Small areas of gliosis are likely to be asymptomatic, but this depends largely on the area affected. They can, however, serve as a seizure focus.
Astrocytosis involves the proliferation and hypertrophy of astrocytes, through complex molecular and cellular pathways, although, despite this increase in cell number, mitotic figures and markers of mitosis (e.g. Ki 67 or Mib-1 stains) do not demonstrate high proliferation 1,3. Their nuclei enlarge with prominent nucleoli. The cytoplasm becomes more prominently eosinophilic around the nuclei and there is also an increase in the intermediate filaments GFAP, nestin, and vimentin which can be identified immunohistochemically 2,3.
This appearance can mimic a low-grade astrocytoma which may have reactive astrocytes at its margin. Helpful features favoring gliosis over glioma include less marked increase of nuclear to cytoplasmic ratio and more regular spacing of reactive astrocytes throughout the tissue 2.

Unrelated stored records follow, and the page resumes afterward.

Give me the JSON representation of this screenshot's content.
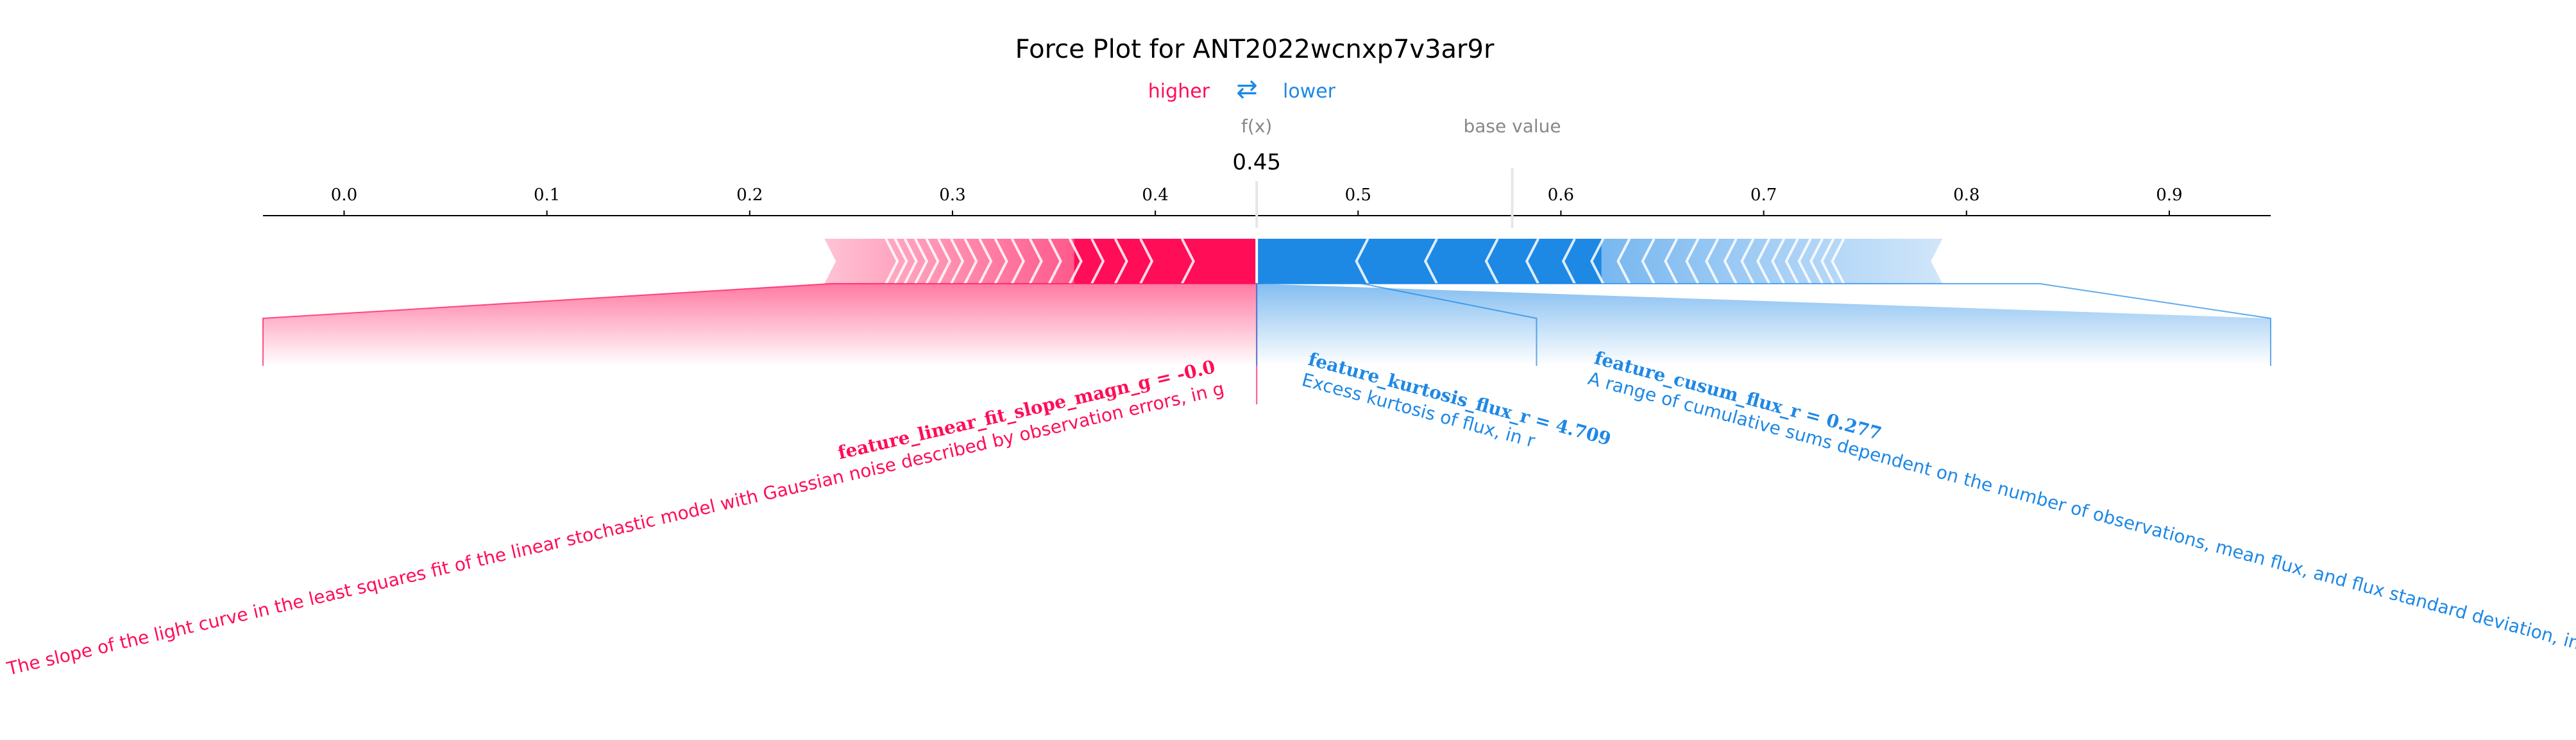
{
  "chart_data": {
    "type": "force",
    "title": "Force Plot for ANT2022wcnxp7v3ar9r",
    "legend": {
      "higher": "higher",
      "lower": "lower",
      "arrow_glyph": "⇄"
    },
    "output_label": "f(x)",
    "output_value": 0.45,
    "output_text": "0.45",
    "base_label": "base value",
    "base_value": 0.576,
    "xlim": [
      -0.04,
      0.95
    ],
    "ticks": [
      0.0,
      0.1,
      0.2,
      0.3,
      0.4,
      0.5,
      0.6,
      0.7,
      0.8,
      0.9
    ],
    "tick_labels": [
      "0.0",
      "0.1",
      "0.2",
      "0.3",
      "0.4",
      "0.5",
      "0.6",
      "0.7",
      "0.8",
      "0.9"
    ],
    "positive_extent": [
      0.24,
      0.45
    ],
    "negative_extent": [
      0.45,
      0.785
    ],
    "positive_boundaries": [
      0.24,
      0.27,
      0.4,
      0.416,
      0.45
    ],
    "negative_boundaries": [
      0.45,
      0.502,
      0.536,
      0.785
    ],
    "features": [
      {
        "name": "feature_linear_fit_slope_magn_g",
        "value_text": "-0.0",
        "label": "feature_linear_fit_slope_magn_g = -0.0",
        "description": "The slope of the light curve in the least squares fit of the linear stochastic model with Gaussian noise described by observation errors, in g",
        "effect": "higher"
      },
      {
        "name": "feature_kurtosis_flux_r",
        "value_text": "4.709",
        "label": "feature_kurtosis_flux_r = 4.709",
        "description": "Excess kurtosis of flux, in r",
        "effect": "lower"
      },
      {
        "name": "feature_cusum_flux_r",
        "value_text": "0.277",
        "label": "feature_cusum_flux_r = 0.277",
        "description": "A range of cumulative sums dependent on the number of observations, mean flux, and flux standard deviation, in r",
        "effect": "lower"
      }
    ],
    "colors": {
      "higher": "#ff0d57",
      "lower": "#1e88e5",
      "higher_light": "#ffc3d5",
      "lower_light": "#d1e6fa",
      "axis": "#000000",
      "muted": "#888888"
    }
  }
}
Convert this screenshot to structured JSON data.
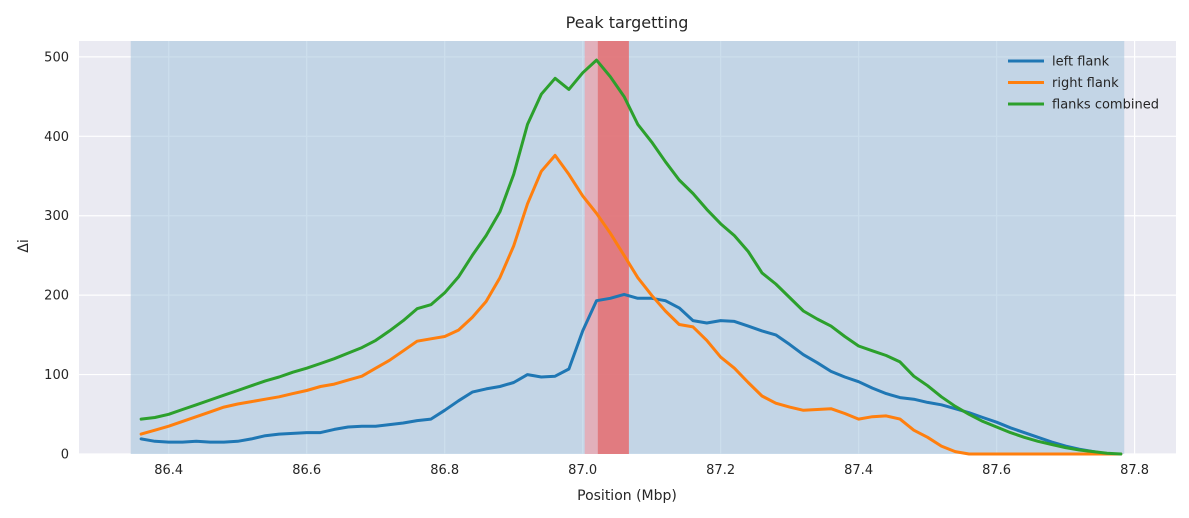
{
  "chart_data": {
    "type": "line",
    "title": "Peak targetting",
    "xlabel": "Position (Mbp)",
    "ylabel": "Δi",
    "xlim": [
      86.27,
      87.86
    ],
    "ylim": [
      0,
      520
    ],
    "xticks": [
      86.4,
      86.6,
      86.8,
      87.0,
      87.2,
      87.4,
      87.6,
      87.8
    ],
    "xtick_labels": [
      "86.4",
      "86.6",
      "86.8",
      "87.0",
      "87.2",
      "87.4",
      "87.6",
      "87.8"
    ],
    "yticks": [
      0,
      100,
      200,
      300,
      400,
      500
    ],
    "ytick_labels": [
      "0",
      "100",
      "200",
      "300",
      "400",
      "500"
    ],
    "grid": true,
    "legend_position": "top-right",
    "background_color": "#eaeaf2",
    "shaded_regions": [
      {
        "x0": 86.345,
        "x1": 87.785,
        "color": "#a3c2dd",
        "opacity": 0.55
      },
      {
        "x0": 87.003,
        "x1": 87.067,
        "color": "#f0a0a8",
        "opacity": 0.7
      },
      {
        "x0": 87.022,
        "x1": 87.067,
        "color": "#e05050",
        "opacity": 0.55
      }
    ],
    "series": [
      {
        "name": "left flank",
        "color": "#1f77b4",
        "x": [
          86.36,
          86.38,
          86.4,
          86.42,
          86.44,
          86.46,
          86.48,
          86.5,
          86.52,
          86.54,
          86.56,
          86.58,
          86.6,
          86.62,
          86.64,
          86.66,
          86.68,
          86.7,
          86.72,
          86.74,
          86.76,
          86.78,
          86.8,
          86.82,
          86.84,
          86.86,
          86.88,
          86.9,
          86.92,
          86.94,
          86.96,
          86.98,
          87.0,
          87.02,
          87.04,
          87.06,
          87.08,
          87.1,
          87.12,
          87.14,
          87.16,
          87.18,
          87.2,
          87.22,
          87.24,
          87.26,
          87.28,
          87.3,
          87.32,
          87.34,
          87.36,
          87.38,
          87.4,
          87.42,
          87.44,
          87.46,
          87.48,
          87.5,
          87.52,
          87.54,
          87.56,
          87.58,
          87.6,
          87.62,
          87.64,
          87.66,
          87.68,
          87.7,
          87.72,
          87.74,
          87.76,
          87.78
        ],
        "y": [
          19,
          16,
          15,
          15,
          16,
          15,
          15,
          16,
          19,
          23,
          25,
          26,
          27,
          27,
          31,
          34,
          35,
          35,
          37,
          39,
          42,
          44,
          55,
          67,
          78,
          82,
          85,
          90,
          100,
          97,
          98,
          107,
          155,
          193,
          196,
          201,
          196,
          196,
          193,
          184,
          168,
          165,
          168,
          167,
          161,
          155,
          150,
          138,
          125,
          115,
          104,
          97,
          91,
          83,
          76,
          71,
          69,
          65,
          62,
          57,
          52,
          46,
          40,
          33,
          27,
          21,
          15,
          10,
          6,
          3,
          0,
          0
        ]
      },
      {
        "name": "right flank",
        "color": "#ff7f0e",
        "x": [
          86.36,
          86.38,
          86.4,
          86.42,
          86.44,
          86.46,
          86.48,
          86.5,
          86.52,
          86.54,
          86.56,
          86.58,
          86.6,
          86.62,
          86.64,
          86.66,
          86.68,
          86.7,
          86.72,
          86.74,
          86.76,
          86.78,
          86.8,
          86.82,
          86.84,
          86.86,
          86.88,
          86.9,
          86.92,
          86.94,
          86.96,
          86.98,
          87.0,
          87.02,
          87.04,
          87.06,
          87.08,
          87.1,
          87.12,
          87.14,
          87.16,
          87.18,
          87.2,
          87.22,
          87.24,
          87.26,
          87.28,
          87.3,
          87.32,
          87.34,
          87.36,
          87.38,
          87.4,
          87.42,
          87.44,
          87.46,
          87.48,
          87.5,
          87.52,
          87.54,
          87.56,
          87.58,
          87.6,
          87.62,
          87.64,
          87.66,
          87.68,
          87.7,
          87.72,
          87.74,
          87.76,
          87.78
        ],
        "y": [
          25,
          30,
          35,
          41,
          47,
          53,
          59,
          63,
          66,
          69,
          72,
          76,
          80,
          85,
          88,
          93,
          98,
          108,
          118,
          130,
          142,
          145,
          148,
          156,
          172,
          192,
          222,
          262,
          315,
          356,
          376,
          352,
          325,
          303,
          278,
          250,
          222,
          200,
          180,
          163,
          160,
          143,
          122,
          108,
          90,
          73,
          64,
          59,
          55,
          56,
          57,
          51,
          44,
          47,
          48,
          44,
          30,
          21,
          10,
          3,
          0,
          0,
          0,
          0,
          0,
          0,
          0,
          0,
          0,
          0,
          0,
          0
        ]
      },
      {
        "name": "flanks combined",
        "color": "#2ca02c",
        "x": [
          86.36,
          86.38,
          86.4,
          86.42,
          86.44,
          86.46,
          86.48,
          86.5,
          86.52,
          86.54,
          86.56,
          86.58,
          86.6,
          86.62,
          86.64,
          86.66,
          86.68,
          86.7,
          86.72,
          86.74,
          86.76,
          86.78,
          86.8,
          86.82,
          86.84,
          86.86,
          86.88,
          86.9,
          86.92,
          86.94,
          86.96,
          86.98,
          87.0,
          87.02,
          87.04,
          87.06,
          87.08,
          87.1,
          87.12,
          87.14,
          87.16,
          87.18,
          87.2,
          87.22,
          87.24,
          87.26,
          87.28,
          87.3,
          87.32,
          87.34,
          87.36,
          87.38,
          87.4,
          87.42,
          87.44,
          87.46,
          87.48,
          87.5,
          87.52,
          87.54,
          87.56,
          87.58,
          87.6,
          87.62,
          87.64,
          87.66,
          87.68,
          87.7,
          87.72,
          87.74,
          87.76,
          87.78
        ],
        "y": [
          44,
          46,
          50,
          56,
          62,
          68,
          74,
          80,
          86,
          92,
          97,
          103,
          108,
          114,
          120,
          127,
          134,
          143,
          155,
          168,
          183,
          188,
          203,
          223,
          250,
          275,
          305,
          352,
          415,
          453,
          473,
          459,
          480,
          496,
          475,
          450,
          415,
          393,
          368,
          345,
          328,
          308,
          290,
          275,
          255,
          228,
          214,
          197,
          180,
          170,
          161,
          148,
          136,
          130,
          124,
          116,
          98,
          86,
          72,
          60,
          50,
          41,
          34,
          27,
          21,
          16,
          12,
          8,
          5,
          3,
          1,
          0
        ]
      }
    ]
  }
}
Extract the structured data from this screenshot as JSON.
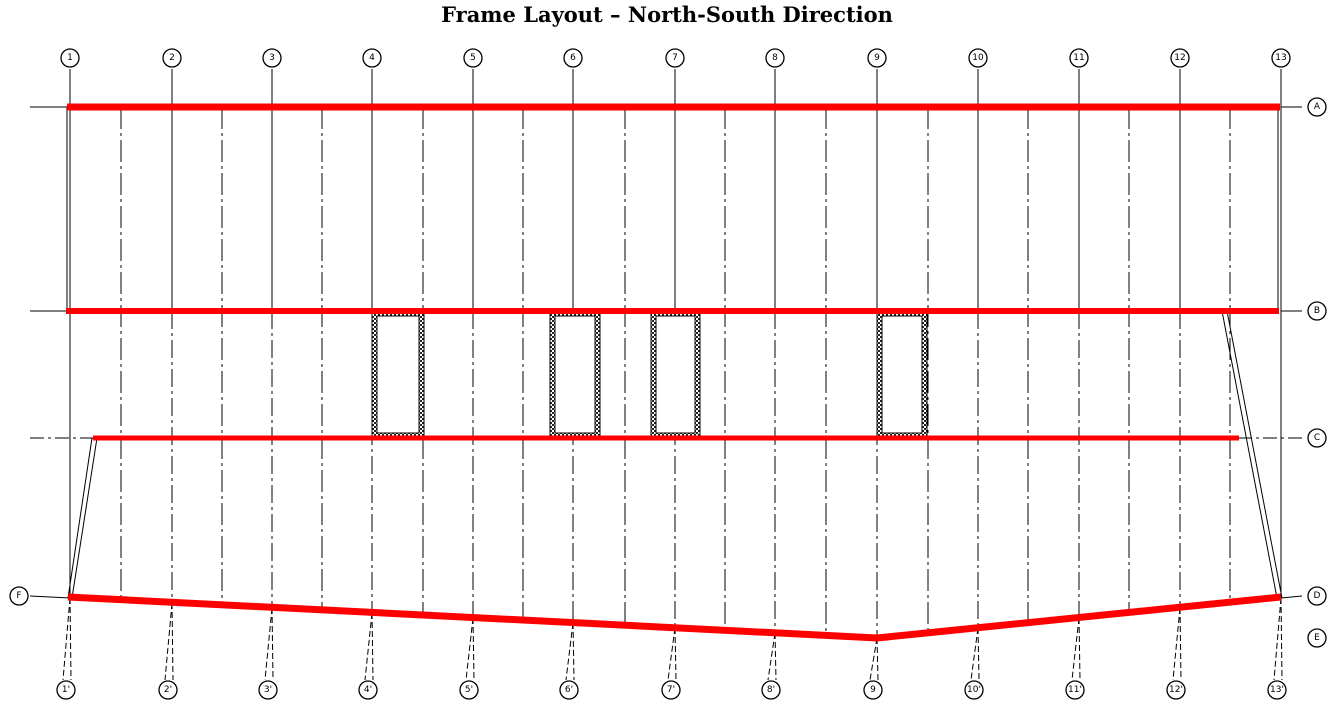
{
  "title": "Frame Layout – North-South Direction",
  "colors": {
    "frame": "#ff0000",
    "line": "#000000",
    "background": "#ffffff"
  },
  "top_grid_labels": [
    "1",
    "2",
    "3",
    "4",
    "5",
    "6",
    "7",
    "8",
    "9",
    "10",
    "11",
    "12",
    "13"
  ],
  "bottom_grid_labels": [
    "1'",
    "2'",
    "3'",
    "4'",
    "5'",
    "6'",
    "7'",
    "8'",
    "9",
    "10'",
    "11'",
    "12'",
    "13'"
  ],
  "right_grid_labels": [
    "A",
    "B",
    "C",
    "D",
    "E"
  ],
  "left_grid_labels": [
    "F"
  ]
}
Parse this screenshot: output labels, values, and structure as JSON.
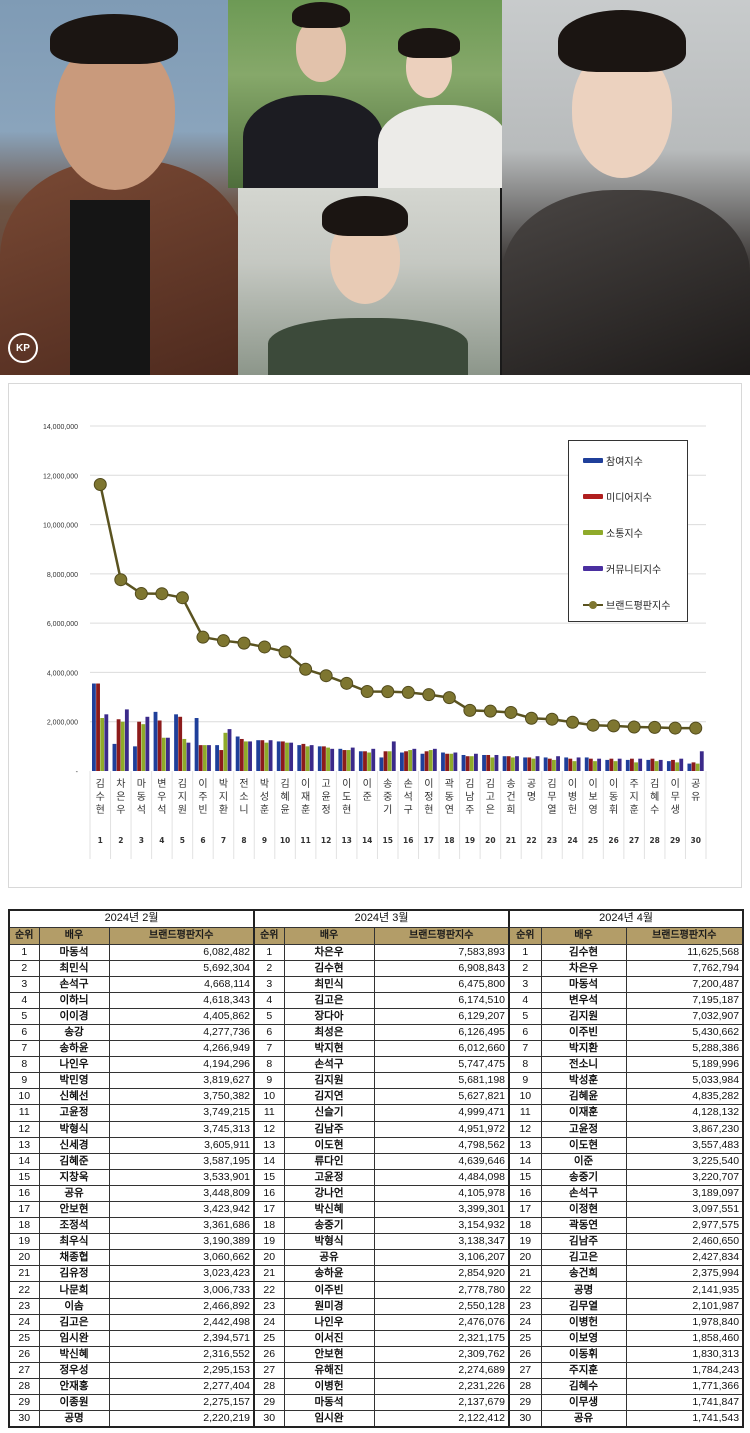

Microgliosis primarily occurs when the insult is infectious (particularly viral), as the microglial cells, which are not of neuroepithelial origin but are likely derived from monocyte or macrophage precursors, function in antigen presentation 1.
Small or subtle areas may not be visible on CT. If more pronounced it will be seen as an area of white matter hypoattenuation.
Gliosis appears as an area with increased T2/FLAIR signal, somewhat reduced T1 signal and somewhat facilitated diffusion on ADC.